Targeting the farms in an at risk subwatershed, may
achieve greater overall pollution reduction to the
water supply than random areawide enrollment. For
example, the subwatersheds of Third Brook and Elk
Creek have a high potential for pollution by nitrogen,
phosphorus, and fecal coliform bacteria (Figure 7.1).
Outreach in these subwatersheds m ight want to
focus on farms with cropping or pasture taking place
on steep slopes or erodible soils. Subwatersheds
having a low stream density and in close proximity to
a reservoir are more likely to contribute nutrients to
the reservoirs. Encouraging farmers within this type
of subwatershed to preserve wetland and riparian
areas through enrollment in wetland reserve and
forest easement programs would help buffer streams
and reservoirs from nutrient runoff impacts.
While comprising a much smaller percentage of the
CD watersheds than agriculture, urban land use
remains one of the key components in determining
water quality. The current regulations proposed in
the MOAfor improving exiting treatment plant
performance and restricting new waste treatment
plants should help reduce point source inputs in the
CD watersheds. However, in addition to waste
treatment plant inputs, high percentages of
impervious surfaces and agriculture have
increased discharge rates, sedimentation, and
pollutant runoff in a number of the subwatersheds.

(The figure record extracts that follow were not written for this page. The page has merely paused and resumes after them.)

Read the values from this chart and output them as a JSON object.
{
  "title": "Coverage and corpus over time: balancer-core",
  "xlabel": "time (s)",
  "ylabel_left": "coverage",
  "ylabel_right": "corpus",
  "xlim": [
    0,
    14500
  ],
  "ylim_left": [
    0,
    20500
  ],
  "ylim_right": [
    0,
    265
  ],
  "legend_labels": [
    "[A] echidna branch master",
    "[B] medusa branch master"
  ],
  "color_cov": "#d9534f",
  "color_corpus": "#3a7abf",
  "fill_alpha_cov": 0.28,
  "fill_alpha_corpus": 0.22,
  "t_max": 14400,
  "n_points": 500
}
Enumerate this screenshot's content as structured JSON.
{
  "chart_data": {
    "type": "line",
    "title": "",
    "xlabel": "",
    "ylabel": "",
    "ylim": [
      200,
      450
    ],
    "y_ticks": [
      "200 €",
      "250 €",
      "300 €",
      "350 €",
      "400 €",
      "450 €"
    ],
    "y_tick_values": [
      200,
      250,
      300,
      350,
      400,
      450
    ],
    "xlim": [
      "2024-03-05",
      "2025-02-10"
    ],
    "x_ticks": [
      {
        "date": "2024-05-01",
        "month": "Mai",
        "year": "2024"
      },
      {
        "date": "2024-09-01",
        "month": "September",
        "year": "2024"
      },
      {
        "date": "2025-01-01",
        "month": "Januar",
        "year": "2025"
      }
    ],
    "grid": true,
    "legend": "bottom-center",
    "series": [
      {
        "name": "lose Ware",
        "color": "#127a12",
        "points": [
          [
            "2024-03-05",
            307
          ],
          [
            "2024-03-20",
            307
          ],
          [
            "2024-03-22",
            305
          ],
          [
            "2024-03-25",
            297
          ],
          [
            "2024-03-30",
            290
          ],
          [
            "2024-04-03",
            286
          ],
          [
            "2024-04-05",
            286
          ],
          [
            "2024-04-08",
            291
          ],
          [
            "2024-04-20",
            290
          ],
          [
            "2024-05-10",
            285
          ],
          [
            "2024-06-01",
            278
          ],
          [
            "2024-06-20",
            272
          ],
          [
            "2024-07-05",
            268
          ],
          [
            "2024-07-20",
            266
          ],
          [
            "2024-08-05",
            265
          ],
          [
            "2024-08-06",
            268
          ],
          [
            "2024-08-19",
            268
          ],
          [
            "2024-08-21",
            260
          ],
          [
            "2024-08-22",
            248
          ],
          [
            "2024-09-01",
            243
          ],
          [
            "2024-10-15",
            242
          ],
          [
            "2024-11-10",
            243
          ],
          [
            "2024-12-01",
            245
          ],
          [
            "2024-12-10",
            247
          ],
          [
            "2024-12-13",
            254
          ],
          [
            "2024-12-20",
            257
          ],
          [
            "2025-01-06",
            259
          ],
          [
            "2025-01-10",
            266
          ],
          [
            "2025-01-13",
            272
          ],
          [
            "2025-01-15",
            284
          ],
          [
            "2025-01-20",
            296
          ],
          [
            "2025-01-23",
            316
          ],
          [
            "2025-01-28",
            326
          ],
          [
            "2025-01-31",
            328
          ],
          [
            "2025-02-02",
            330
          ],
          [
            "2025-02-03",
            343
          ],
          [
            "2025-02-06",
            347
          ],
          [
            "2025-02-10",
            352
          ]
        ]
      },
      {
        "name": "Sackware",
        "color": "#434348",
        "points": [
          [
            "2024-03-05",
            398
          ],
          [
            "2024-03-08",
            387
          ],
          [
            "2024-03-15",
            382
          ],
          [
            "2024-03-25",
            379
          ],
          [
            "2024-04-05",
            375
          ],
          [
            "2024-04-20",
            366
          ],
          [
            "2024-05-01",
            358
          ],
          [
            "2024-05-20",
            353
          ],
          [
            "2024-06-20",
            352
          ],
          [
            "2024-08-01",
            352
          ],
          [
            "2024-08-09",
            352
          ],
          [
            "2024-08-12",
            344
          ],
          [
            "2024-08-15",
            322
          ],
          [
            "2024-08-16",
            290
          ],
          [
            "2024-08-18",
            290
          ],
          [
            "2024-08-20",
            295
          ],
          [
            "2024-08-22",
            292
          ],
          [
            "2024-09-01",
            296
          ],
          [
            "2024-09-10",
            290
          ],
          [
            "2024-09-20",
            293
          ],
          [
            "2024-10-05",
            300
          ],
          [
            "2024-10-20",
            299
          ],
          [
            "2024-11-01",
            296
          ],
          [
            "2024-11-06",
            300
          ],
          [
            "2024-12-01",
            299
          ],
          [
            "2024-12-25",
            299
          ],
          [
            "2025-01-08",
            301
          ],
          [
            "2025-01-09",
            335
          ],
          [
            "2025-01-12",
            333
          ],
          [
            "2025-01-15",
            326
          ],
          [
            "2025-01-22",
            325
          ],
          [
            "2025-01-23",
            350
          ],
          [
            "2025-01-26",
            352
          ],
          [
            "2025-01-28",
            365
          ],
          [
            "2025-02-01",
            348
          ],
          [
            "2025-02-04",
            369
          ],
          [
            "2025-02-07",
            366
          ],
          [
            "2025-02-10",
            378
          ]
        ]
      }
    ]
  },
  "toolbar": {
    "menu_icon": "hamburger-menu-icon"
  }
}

Only after the current impacts are alleviated in the
at-risk subwatersheds can planning for future offset
needs be implemented.
An urban planning program that helps landowners
develop BMPs for golf courses, parks, backyard
gardens, and lawns could help address some of
the current impacts. Offsetting future land uses will
most likely require increasing the percentage of
forest cover, particularly in the riparian buffer. One
way to help promote more riparian forest is by
increasing the setback requirements for human
use from 30 to 60 or 120 m. Another
recommendation would be for the Watershed
Agriculture Council's Forestry Program to set up a
model forest in the riparian buffer of one of the
more urbanized areas. The study area would
provide an excellent opportunity for education
outreach and green space for the nearby
community.
Balancing water quality protection and economic
growth requires a great deal of thought,
coordination, and cooperation. Targeting
watersheds and farms for possible BMP
implementation depends on which pollutant is of
highest priority to the community. Numerous
groups depend on the water from the CD
watersheds for drinking, irrigation, recreational
use, and livestock production. As demonstrated by
the results of this study, human use of the
landscape has direct consequences on water
quality resources. Even changes as small as 2%
can have an effect. Whether or not the change is
beneficial to the quality of water in the CD water
supply rests on the choices made by those living in
the area. Economic and social incentives which
encourage forestry management, and agriculture
and urban planning for specific subwatershed
needs within the CD watersheds can help facilitate
the continued success of long-term watershed
management plans set forth in the MOA.